[LEAPSECS] leap seconds in POSIX

Brooks Harris brooks at edlmax.com
Sat Feb 1 12:05:33 EST 2020


On 2020-02-01 3:01 AM, Hal Murray wrote:
> tvb at LeapSecond.com  said:
>> I see some good comments; did you get the answer you wanted?
> Nothing off list, so you have seen everything that I saw.
>
> I was hoping that there would be a good white paper or blog that discussed all
> the possibilities that have been considered and explained why they were
> rejected.
>
> -------
>
> Probably crazy idea dept...
>
> Has anybody considered having time_t and the kernel keep smeared time?
>
> The idea is that you can convert from smeared time to TAI or UTC with leaps.
> So a few new library routines should be enough for the few people who care
> about leap seconds.
>
>
The inconvenient truth is that atomic time is a constant frequency 
phenomenon and mean solar time is a variable frequency phenomenon.
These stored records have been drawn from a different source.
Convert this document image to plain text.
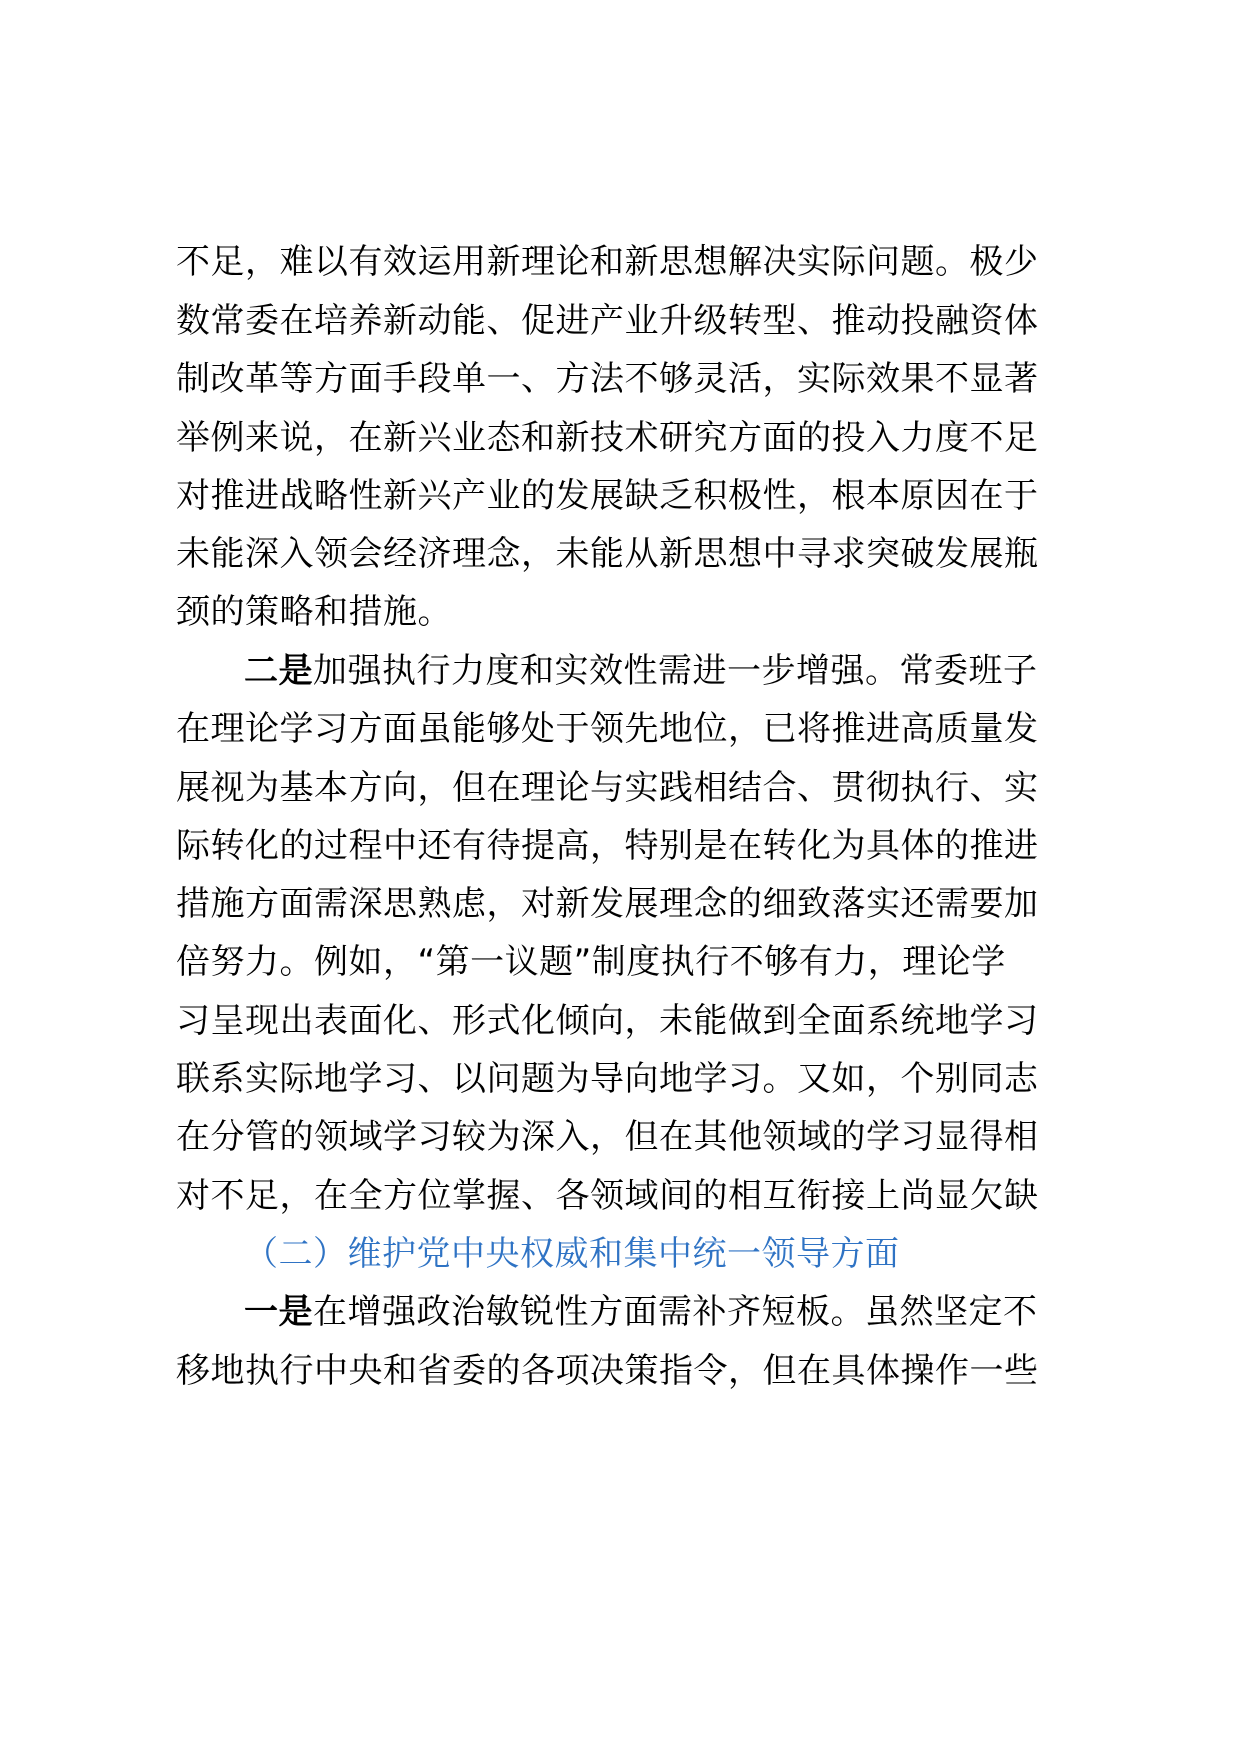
不足，难以有效运用新理论和新思想解决实际问题。极少
数常委在培养新动能、促进产业升级转型、推动投融资体
制改革等方面手段单一、方法不够灵活，实际效果不显著
举例来说，在新兴业态和新技术研究方面的投入力度不足
对推进战略性新兴产业的发展缺乏积极性，根本原因在于
未能深入领会经济理念，未能从新思想中寻求突破发展瓶
颈的策略和措施。
二是加强执行力度和实效性需进一步增强。常委班子
在理论学习方面虽能够处于领先地位，已将推进高质量发
展视为基本方向，但在理论与实践相结合、贯彻执行、实
际转化的过程中还有待提高，特别是在转化为具体的推进
措施方面需深思熟虑，对新发展理念的细致落实还需要加
倍努力。例如，“第一议题”制度执行不够有力，理论学
习呈现出表面化、形式化倾向，未能做到全面系统地学习
联系实际地学习、以问题为导向地学习。又如，个别同志
在分管的领域学习较为深入，但在其他领域的学习显得相
对不足，在全方位掌握、各领域间的相互衔接上尚显欠缺
（二）维护党中央权威和集中统一领导方面
一是在增强政治敏锐性方面需补齐短板。虽然坚定不
移地执行中央和省委的各项决策指令，但在具体操作一些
It would be straight forward to define a variable frequency timescale 
that represented mean solar time very closely based on UT1. Each day 
would have 86400 "seconds" in its YMDhms representation. Such a scale's 
frequency would diverge from UTC frequency by only 5 ppb, a precision 
below most systems ability to discern. However, the "seconds" of the 
YMDhms representation would not be SI seconds and would not match the 
UTC YMDhms, placing the midnight day boundary very slightly different 
from the UTC midnights. It would probably satisfy the purposes of 
computer time, civil time, celestial navigation, many astronomers, and 
it would preserve the age old tradition of timekeeping by the Sun.

But suggestion of such a variable frequency scale is anathema to the 
timing community (BIPM, IERS, etc) and unacceptable for GNSS navigation 
and many engineering purposes such as industrial control, including the 
industry I come from, the television business. Timekeeping laws all over 
the world presume adherence to UTC as defined by ITU-R Rec 460. It's not 
so much a technical problem as a political argument, the same debate 
that raged during the 1960s and resulted in the constant frequency 
definition of UTC we have today. There are two parts to the insistence 
on constant frequency dissemination; 1) there can be one and only one 
timescale and 2) this timescale must disseminate constant frequency SI 
seconds. These criteria are politically immovable objects. This leads 
the 'great leap-second debate' ongoing and unresolved since 1999.

Google Smear (and others) work around the practical problem by slewing 
the frequency of their NTP servers across a 24 hour period so the 
receiving systems never 'see' the leap-second.

Leap Smear
https://developers.google.com/time/smear#example_of_the_standard_smear

This works to avoid potential failure due to possible faulty leap-second 
implementations throughout the system but results in ambiguous 
timestamps during the smear. Note they say "The long duration keeps the 
frequency change small. The change for the smear is about 11.6 ppm. This 
is within the manufacturing and thermal errors of most machines' quartz 
oscillators, and well under NTP's 500 ppm maximum slew rate.". Note this 
is 86400 / 86401 = 0.9999884, 1 - 0.9999884 = 0.0000116.

The frequency of a variable frequency timescale based on UT1 would vary 
from UTC by 5 ppb worst case, currently running closer to 1 ppb, ~four 
orders of magnitude lower that Google Smear, and traceable to UTC with a 
precision <10 ns. It would be something very close to what was once 
called GMT.

But, as one colleague has put it, anyone suggesting such a solution 
would be sent home without dinner. So you didn't hear it from me.